By Sudeshna Sarkar
Kathmandu, Aug 18 (IANS) An Indian filmmaker, who followed the trail of migrant Nepali labourers from poverty-racked farwestern Nepal to India's glamour and business capital Mumbai and their return home carrying HIV from the Indian city's red-light areas, has ruffled feathers in Nepal for his unmitigated chronicling of the cycle of tragedy.
Mumbai-based documentary filmmaker Aditya Seth chose to screen his 65-minute film "Bahadur: The accidental brave" he shot in Nepal in 2009, first in Kathmandu to make Nepali decision-makers aware of the human tragedy stoked by protracted political instability and lack of developmental activities in the remote areas.
The 46-year-old was exposed to the exodus of the blue-collar Nepali migrant worker to India while making radio programmes for an NGO in India that sought to create awareness about safe sex and behavioural practices.

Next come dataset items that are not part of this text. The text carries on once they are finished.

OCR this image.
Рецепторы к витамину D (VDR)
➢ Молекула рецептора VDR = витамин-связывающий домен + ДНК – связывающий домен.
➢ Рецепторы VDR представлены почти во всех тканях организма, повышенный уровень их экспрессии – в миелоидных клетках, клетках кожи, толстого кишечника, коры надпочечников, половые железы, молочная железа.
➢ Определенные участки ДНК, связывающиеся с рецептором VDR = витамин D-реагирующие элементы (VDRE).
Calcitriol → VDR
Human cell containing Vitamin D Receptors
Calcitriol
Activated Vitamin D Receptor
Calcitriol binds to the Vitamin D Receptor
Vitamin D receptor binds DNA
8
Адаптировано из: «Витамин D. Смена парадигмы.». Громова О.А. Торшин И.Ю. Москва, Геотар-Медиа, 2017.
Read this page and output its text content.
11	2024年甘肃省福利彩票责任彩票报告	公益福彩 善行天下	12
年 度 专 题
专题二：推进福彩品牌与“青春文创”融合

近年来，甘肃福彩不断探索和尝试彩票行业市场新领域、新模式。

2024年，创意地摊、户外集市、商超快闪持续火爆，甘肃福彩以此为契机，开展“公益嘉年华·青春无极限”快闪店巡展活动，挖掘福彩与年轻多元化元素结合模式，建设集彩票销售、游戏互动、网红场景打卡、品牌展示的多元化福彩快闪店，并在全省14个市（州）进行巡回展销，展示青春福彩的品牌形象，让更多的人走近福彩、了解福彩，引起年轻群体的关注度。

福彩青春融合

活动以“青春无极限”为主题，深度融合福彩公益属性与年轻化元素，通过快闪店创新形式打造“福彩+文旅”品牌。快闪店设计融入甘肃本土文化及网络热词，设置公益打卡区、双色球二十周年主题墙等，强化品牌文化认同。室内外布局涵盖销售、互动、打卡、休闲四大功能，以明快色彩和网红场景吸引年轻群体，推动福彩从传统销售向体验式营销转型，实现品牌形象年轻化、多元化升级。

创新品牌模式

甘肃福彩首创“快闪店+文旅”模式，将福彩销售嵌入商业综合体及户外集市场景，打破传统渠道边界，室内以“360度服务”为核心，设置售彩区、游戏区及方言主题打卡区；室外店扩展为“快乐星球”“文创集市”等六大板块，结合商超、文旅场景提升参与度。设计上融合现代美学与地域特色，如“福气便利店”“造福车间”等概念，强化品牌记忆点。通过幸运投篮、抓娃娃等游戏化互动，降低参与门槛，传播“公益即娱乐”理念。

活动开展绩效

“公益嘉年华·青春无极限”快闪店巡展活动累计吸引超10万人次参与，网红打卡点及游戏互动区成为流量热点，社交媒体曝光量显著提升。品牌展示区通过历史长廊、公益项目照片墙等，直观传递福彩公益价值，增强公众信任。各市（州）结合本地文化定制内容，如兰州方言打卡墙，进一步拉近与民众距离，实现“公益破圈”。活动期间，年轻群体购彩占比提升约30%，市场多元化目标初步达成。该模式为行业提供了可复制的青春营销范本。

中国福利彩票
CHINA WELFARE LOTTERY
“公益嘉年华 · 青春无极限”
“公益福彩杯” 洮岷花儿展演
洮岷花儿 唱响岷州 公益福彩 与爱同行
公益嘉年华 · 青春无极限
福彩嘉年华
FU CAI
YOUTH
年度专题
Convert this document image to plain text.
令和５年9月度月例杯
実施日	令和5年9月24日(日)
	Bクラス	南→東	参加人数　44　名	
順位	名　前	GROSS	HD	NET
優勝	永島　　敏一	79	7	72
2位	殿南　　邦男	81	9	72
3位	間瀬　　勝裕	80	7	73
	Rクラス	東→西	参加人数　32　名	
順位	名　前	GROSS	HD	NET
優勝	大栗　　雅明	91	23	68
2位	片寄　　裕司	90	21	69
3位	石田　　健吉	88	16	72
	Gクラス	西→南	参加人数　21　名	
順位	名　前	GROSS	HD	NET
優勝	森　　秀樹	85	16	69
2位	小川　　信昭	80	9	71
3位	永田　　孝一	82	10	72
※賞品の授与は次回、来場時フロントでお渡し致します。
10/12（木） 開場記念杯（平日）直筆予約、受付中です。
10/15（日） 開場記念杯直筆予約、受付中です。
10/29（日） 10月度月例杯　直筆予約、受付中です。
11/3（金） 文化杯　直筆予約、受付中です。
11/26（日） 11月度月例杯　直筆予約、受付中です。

"When the young men come to India, they have money to spend and freedom," says Seth. "They get into high-risk behaviour like gambling and getting into drinking binges, which leads to their peers taking them to the red-light areas."
"Then before they know it they have HIV, carry it back home and infect their wives."
Accham, the remote and underdeveloped district in farwestern Nepal, that was among the hardest-hit during the 10-year Maoist insurgency and saw most of its young men leave the country in search of jobs, is the focus of Seth's film.
"Accham is sitting on a micro epidemic of HIV," he says.
His film focuses on the widespread migration to India, the socio-political reasons for it and then, the lifestyle of the migrant workers in Mumbai.
"I had to make the film," Seth says. "The NGO's work ended, like most NGOs' does, when the funding ended. But as I was privileged to have access to the diaspora and their way of life, I thought it was my responsibility to make this film."
The premiere had mixed reactions in Nepal with the conservative older audience members, including the intellectuals, reacting adversely.
"Many of them did not like the title," Seth says. "In India, where Nepali migrant workers are employed mostly as guards and domestic help, Bahadur is the name they are commonly known as. And I used 'accidental brave' to indicate how appalling poverty forces them to migrate and come to a different land to earn a living."
While the ruffled viewers are accusing Seth of demeaning Nepalis, the unruffled filmmaker says the younger generation applauded the film.
"It is not a happy film but it is empathetic," he says. "I have tried to portray the realities, whether they are palatable or not."